Itulah yang mengonfirmasi mengapa dalam
Satu Semester 2024 ini, terjadi Pemutusan Hubungan Kerja (PHK) berskala masif,
khususnya pada industri manufaktur yang padat karya. Bukan semata itu, deflasi
juga memantulkan akar penyebab, yakni distribusi tabungan yang tidak merata.
Meminjam data Lembaga Penjaminan Simpanan
(LPS), jika pertumbuhan tabungan orang kaya makin kencang. Bayangkan! pada
Maret 2024, pertumbuhan simpanan nasabah yang di atas Rp2 miliar terdongrak
8,9%, sedangkan April 2024, terus meroket 10,11%.
Sementara itu, simpanan di bawah Rp500
juta melambat, dan yang paling parah di bawah Rp100 juta kian melorot. Apalagi
yang tidak punya tabungan, pasti makin kalang-kabut, nasib tidak menentu.

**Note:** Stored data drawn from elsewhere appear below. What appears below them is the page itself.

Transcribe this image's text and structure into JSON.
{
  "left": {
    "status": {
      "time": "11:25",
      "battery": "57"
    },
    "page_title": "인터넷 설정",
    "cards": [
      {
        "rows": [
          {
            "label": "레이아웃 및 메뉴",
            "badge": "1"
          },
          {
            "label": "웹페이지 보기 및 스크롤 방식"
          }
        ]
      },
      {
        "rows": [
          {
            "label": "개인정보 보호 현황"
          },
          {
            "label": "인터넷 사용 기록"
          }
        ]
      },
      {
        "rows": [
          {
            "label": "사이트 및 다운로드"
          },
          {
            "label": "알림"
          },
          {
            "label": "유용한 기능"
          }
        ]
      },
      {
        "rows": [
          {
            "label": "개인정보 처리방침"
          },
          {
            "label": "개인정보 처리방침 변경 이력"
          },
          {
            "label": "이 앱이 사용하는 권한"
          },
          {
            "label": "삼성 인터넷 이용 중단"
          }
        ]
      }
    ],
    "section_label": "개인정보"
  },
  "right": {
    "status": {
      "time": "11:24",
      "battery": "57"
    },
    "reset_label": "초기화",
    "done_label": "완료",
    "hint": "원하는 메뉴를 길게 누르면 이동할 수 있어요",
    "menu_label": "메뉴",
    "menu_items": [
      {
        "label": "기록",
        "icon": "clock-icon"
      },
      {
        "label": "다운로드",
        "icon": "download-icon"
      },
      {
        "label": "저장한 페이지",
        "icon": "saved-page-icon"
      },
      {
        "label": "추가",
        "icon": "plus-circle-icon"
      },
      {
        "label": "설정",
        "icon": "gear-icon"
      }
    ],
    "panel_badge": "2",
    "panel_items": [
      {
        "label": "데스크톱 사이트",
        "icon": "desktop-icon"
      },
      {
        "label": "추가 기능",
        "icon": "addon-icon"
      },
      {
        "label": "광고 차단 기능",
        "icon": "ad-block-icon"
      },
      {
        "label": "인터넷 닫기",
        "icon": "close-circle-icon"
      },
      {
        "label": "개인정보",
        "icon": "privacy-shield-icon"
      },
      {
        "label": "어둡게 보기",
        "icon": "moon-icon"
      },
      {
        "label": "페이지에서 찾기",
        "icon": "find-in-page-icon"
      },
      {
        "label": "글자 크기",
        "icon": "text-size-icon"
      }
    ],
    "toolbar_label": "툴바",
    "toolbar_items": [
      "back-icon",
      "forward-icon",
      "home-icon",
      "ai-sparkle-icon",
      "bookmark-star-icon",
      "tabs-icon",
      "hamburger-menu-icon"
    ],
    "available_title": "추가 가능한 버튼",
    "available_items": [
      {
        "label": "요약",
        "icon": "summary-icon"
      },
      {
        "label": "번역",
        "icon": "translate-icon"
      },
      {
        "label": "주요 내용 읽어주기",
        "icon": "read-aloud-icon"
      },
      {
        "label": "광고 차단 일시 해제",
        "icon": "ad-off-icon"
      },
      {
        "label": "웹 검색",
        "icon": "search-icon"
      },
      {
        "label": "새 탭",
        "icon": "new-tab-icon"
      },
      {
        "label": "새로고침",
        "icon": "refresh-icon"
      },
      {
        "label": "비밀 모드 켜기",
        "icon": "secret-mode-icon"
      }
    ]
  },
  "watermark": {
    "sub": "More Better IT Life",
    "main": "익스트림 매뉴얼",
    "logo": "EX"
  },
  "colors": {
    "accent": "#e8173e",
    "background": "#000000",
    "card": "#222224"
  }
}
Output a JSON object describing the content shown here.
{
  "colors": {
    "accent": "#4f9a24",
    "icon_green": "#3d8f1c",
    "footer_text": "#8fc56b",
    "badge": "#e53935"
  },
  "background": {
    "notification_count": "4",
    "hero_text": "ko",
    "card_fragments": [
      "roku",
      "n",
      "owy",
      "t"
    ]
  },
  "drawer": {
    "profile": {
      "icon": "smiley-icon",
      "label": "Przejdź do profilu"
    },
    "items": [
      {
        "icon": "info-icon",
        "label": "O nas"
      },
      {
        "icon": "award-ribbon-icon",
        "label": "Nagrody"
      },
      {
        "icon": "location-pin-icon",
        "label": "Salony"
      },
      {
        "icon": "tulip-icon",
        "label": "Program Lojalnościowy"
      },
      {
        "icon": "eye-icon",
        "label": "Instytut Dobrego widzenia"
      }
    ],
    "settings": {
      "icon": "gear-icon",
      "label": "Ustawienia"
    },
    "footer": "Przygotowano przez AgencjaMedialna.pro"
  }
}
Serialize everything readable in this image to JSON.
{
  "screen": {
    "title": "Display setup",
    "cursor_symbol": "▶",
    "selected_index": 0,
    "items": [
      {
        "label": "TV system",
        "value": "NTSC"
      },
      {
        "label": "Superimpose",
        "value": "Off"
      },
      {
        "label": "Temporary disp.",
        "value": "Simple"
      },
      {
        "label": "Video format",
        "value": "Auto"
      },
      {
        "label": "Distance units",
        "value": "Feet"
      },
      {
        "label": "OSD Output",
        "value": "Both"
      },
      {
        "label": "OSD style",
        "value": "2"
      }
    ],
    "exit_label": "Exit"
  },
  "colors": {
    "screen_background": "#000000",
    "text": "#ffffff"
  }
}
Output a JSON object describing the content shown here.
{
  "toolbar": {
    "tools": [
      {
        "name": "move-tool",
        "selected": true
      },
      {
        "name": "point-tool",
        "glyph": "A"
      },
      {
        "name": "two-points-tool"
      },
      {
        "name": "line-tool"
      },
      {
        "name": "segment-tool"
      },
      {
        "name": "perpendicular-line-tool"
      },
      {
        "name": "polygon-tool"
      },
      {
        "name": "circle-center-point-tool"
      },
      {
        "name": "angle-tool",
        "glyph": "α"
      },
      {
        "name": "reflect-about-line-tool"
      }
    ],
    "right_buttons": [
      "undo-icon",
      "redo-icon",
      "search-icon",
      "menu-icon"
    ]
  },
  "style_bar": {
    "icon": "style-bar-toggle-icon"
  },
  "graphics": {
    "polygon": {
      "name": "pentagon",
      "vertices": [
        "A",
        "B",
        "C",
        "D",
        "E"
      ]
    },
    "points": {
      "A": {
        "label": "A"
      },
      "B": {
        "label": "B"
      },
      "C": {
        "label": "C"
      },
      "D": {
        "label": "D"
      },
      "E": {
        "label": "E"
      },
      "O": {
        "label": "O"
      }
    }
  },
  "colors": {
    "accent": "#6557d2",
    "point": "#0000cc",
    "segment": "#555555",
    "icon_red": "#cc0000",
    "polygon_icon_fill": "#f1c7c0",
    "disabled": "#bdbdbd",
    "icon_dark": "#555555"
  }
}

Sekadar catatan, tabungan orang kaya di
bank per Agustus 2024 telah meroket hingga Rp4,245 triliun. Sementara yang
tidak punya tabungan makin mengisi ruang-ruang kemiskinan dan kemelaratan di
jalan-jalan.
Sektor informal membubung tinggi. Itulah
mengapa deflasi justru mengirim pesan, bahwa ketimpangan pendapatan makin akut.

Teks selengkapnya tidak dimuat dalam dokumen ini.